Minister of Finance Mladjan Dinkic, Minister of Economy Predrag Bubalo and Minister of Labour, Employment and Social Policy Slobodan Lalovic signed the Memorandum on behalf of the Serbian government.
Minister Dinkic said that the government’s decision to approve these favourable, short-term loans to the Kragujevac, Bor and Vranje municipalities was motivated by the fact that socially-owned companies from these areas have in the past received the most subsidies.
According to him, 6.5 billion dinars had been set aside from the Serbian budget for subsidies in 2004, this year the figure will be 5 billion, while subsidies will not be given in 2006.
Instead of subsidies, the government intends to increase investments, with the support of local-self governments who are required to provide free building sites, utility connections and building permits, Dinkic explained.
He stressed that the Serbian government’s programme for reviving the economy and increasing employment in the Kragujevac, Bor and Vranje municipalities will enable new investments in all areas, above all trade and agriculture.
Dinkic said that projects which stimulate employment and higher exports will be given preference, and added that all those employing over a hundred persons will be given a limitless loan, while restrictions will be set depending on the number of employees.

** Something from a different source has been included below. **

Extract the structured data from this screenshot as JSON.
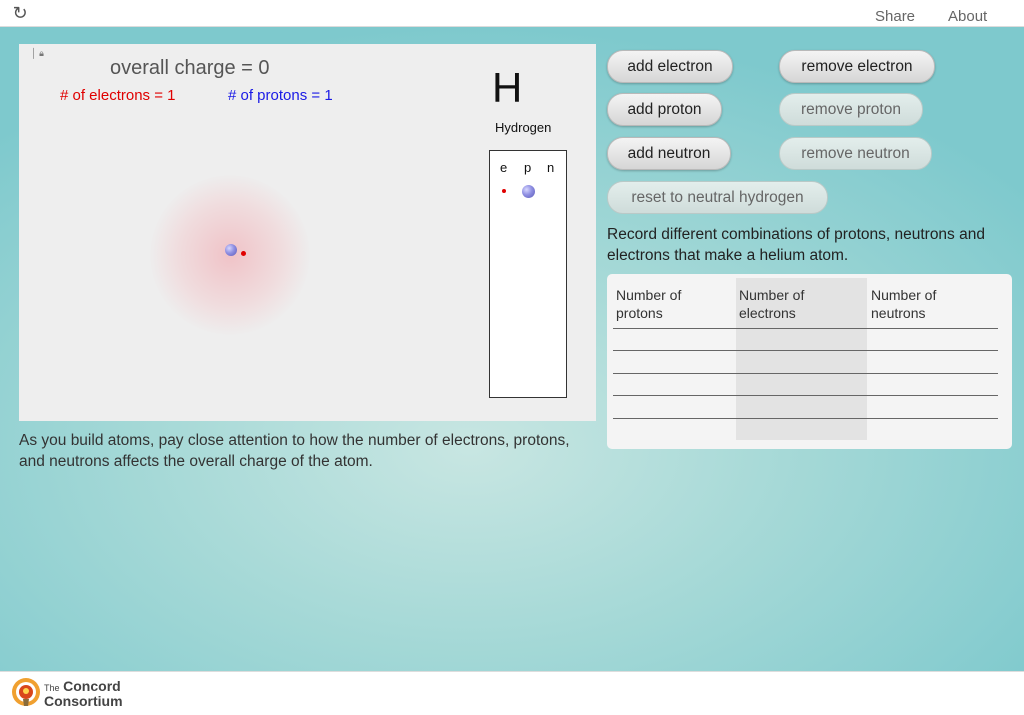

The Minister of Finance specified that one of the conditions for receiving a loan will be that at least 70 percent of the workers must be previously unemployed and residing in the territory of those municipalities.
These are long term loans for investment and working capital with a five year repayment deadline, a 0.5 percent annual interest rate and very liberal protection instruments, the funds will be realised through the Serbian Development Fund, Dinkic underlined.